# Digital light timer keeps reseting itself?



## Spit1A (Apr 7, 2014)

Hi, 

I've got a fluval 13w florescent light plugged into a little digital GE timer. The timer is plugged into a power bar that does not have surge protection. The timer also is listed as CFL compatible.

I'm finding that every few days, when the timer turns the light off, the clock on the timer will reset to its default time and all the lighting programs will be gone. 

Has anyone had similar experiences? I have also used a globe brand timer and got the same results.


----------



## Treasure chest (Apr 21, 2010)

I had a Woods brand power bar with timer. It had reset itself a few times so far although it does not do this very often. I believe many manufactures use same but re branded timer modules. There are timers with back up batteries. Those ones may be more stable on preserving the program settings.


----------



## Spit1A (Apr 7, 2014)

Hmmmm...So are you still using the Woods timer? I think the GE one has a backup battery. 
I think you are right about the timer modules just being re branded. The woods timer display looks very similar to the GE display.

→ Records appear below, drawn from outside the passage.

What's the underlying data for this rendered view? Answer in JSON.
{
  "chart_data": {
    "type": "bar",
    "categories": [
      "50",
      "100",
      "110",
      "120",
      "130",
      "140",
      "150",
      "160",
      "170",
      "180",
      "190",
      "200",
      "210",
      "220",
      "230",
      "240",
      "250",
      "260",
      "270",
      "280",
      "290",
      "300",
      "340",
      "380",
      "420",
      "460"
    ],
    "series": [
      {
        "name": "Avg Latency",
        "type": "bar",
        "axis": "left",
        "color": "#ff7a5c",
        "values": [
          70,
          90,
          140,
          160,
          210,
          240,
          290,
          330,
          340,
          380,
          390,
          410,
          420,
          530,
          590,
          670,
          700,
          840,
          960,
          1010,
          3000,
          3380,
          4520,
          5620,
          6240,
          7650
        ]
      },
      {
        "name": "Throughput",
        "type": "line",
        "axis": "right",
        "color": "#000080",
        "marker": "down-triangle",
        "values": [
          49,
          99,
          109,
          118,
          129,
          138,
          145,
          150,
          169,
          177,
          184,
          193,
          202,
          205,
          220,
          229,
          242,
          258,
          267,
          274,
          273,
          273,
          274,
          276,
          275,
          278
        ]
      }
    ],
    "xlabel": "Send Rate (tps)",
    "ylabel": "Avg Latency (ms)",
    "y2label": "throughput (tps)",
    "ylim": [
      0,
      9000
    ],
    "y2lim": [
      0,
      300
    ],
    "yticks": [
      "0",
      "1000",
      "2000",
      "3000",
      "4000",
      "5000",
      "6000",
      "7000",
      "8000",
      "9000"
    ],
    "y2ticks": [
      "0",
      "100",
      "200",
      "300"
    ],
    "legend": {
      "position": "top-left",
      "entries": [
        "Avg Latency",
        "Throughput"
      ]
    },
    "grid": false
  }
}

Maybe I can use this as a way to justify getting a finnex planted + LED light.... Do LED lights have problems with timers?


----------



## Nicole (Nov 21, 2011)

I use the non-digital dual-socket timers and they have worked flawlessly on any kind of light including LEDs.


----------



## pandamom (Jul 16, 2013)

I went this weekend to get another timer for my new tank - I can't believe the price of them now - $27 for a simple three-prong timer... Wow. I think I may just turn the light on this new tank on and off manually and save the money for something else...


----------